Shallow aquifers are influenced greatly by the external factors such as rainfall, pesticides, industrial wastes, etc. From the TDS values of the shallow aquifer (Fig. 9), it is found that salinity was high before lockdown and it reduced after lockdown period. Before lockdown, the TDS variation was higher as 11.64 km2 of area was having TDS > 2000 mg/l, 30.44 km2 of area was having TDS > 1500 mg/l and 273.73 km2 of area was having TDS > 1000 mg/l. There is a drastic change after lockdown in shallow aquifers with no samples was found with TDS > 1500 mg/l TDS and only 46.11 km2 of area was having TDS more than 1000 mg/l which was 315.81 km2 before lockdown. The TDS values after lockdown reduced < 500 mg/l in 3183.56 km2 area, with > 100% increase in area from 1488.38 km2 before lockdown.

In general, the change in the groundwater salinity in aquifers due to the external factors like geology or rainfall can be ruled out as the lithology of the study area does not contribute to dilution of groundwater and it is also evident that the rainfall was not the cause for the dilution of salinity since the observations were recorded during pre-monsoon period of 2020. Ludhiana and Jalandhar districts are well known for industrial activities and it is found that due to the non-functioning of these industries and other related activities probably there may be minimum contamination from industrial effluents into groundwater.

Conclusion

  • It is concluded that there is less influence of geology, geomorphology and rainfall in the shallow aquifer of study area for the period studied.
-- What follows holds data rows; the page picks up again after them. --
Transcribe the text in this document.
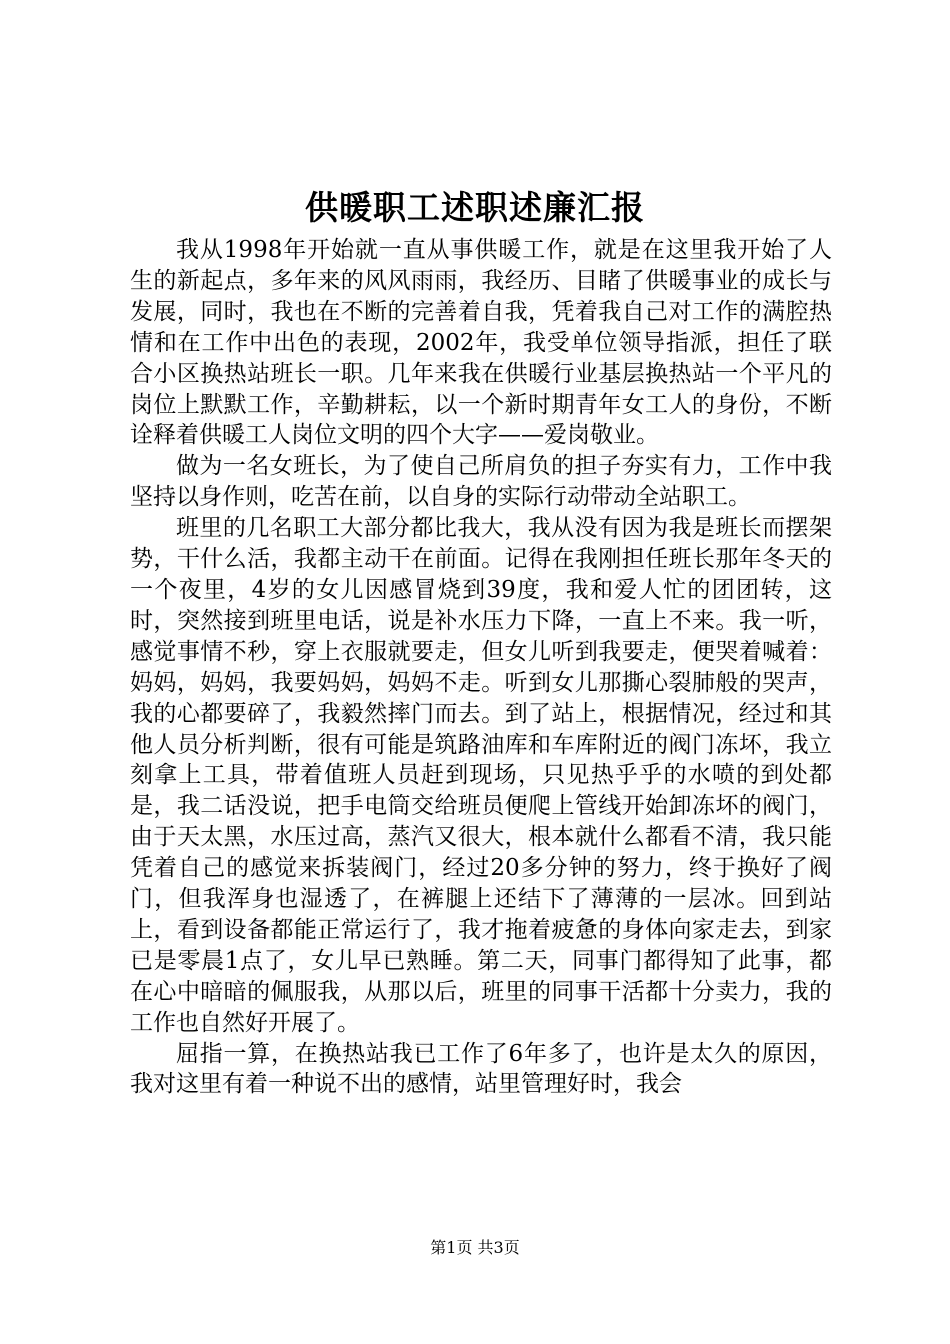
供暖职工述职述廉汇报

我从1998年开始就一直从事供暖工作，就是在这里我开始了人生的新起点，多年来的风风雨雨，我经历、目睹了供暖事业的成长与发展，同时，我也在不断的完善着自我，凭着我自己对工作的满腔热情和在工作中出色的表现，2002年，我受单位领导指派，担任了联合小区换热站班长一职。几年来我在供暖行业基层换热站一个平凡的岗位上默默工作，辛勤耕耘，以一个新时期青年女工人的身份，不断诠释着供暖工人岗位文明的四个大字——爱岗敬业。

做为一名女班长，为了使自己所肩负的担子夯实有力，工作中我坚持以身作则，吃苦在前，以自身的实际行动带动全站职工。

班里的几名职工大部分都比我大，我从没有因为我是班长而摆架势，干什么活，我都主动干在前面。记得在我刚担任班长那年冬天的一个夜里，4岁的女儿因感冒烧到39度，我和爱人忙的团团转，这时，突然接到班里电话，说是补水压力下降，一直上不来。我一听，感觉事情不秒，穿上衣服就要走，但女儿听到我要走，便哭着喊着：妈妈，妈妈，我要妈妈，妈妈不走。听到女儿那撕心裂肺般的哭声，我的心都要碎了，我毅然摔门而去。到了站上，根据情况，经过和其他人员分析判断，很有可能是筑路油库和车库附近的阀门冻坏，我立刻拿上工具，带着值班人员赶到现场，只见热乎乎的水喷的到处都是，我二话没说，把手电筒交给班员便爬上管线开始卸冻坏的阀门，由于天太黑，水压过高，蒸汽又很大，根本就什么都看不清，我只能凭着自己的感觉来拆装阀门，经过20多分钟的努力，终于换好了阀门，但我浑身也湿透了，在裤腿上还结下了薄薄的一层冰。回到站上，看到设备都能正常运行了，我才拖着疲惫的身体向家走去，到家已是零晨1点了，女儿早已熟睡。第二天，同事门都得知了此事，都在心中暗暗的佩服我，从那以后，班里的同事干活都十分卖力，我的工作也自然好开展了。

屈指一算，在换热站我已工作了6年多了，也许是太久的原因，我对这里有着一种说不出的感情，站里管理好时，我会

第1页 共3页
  • It is evident from that there was no industrial functioning during the lockdown.

  • From the TDS maps, it is found that the salinity in the shallow aquifers reduced due to non-working of industrial activities.

  • There is a need of efficient and proper handling of agricultural inputs like pesticides and fertilizers and by regulating the disposal of industrial wastes for saving groundwater from contaminations using the holistic and hydro-geoethical approach.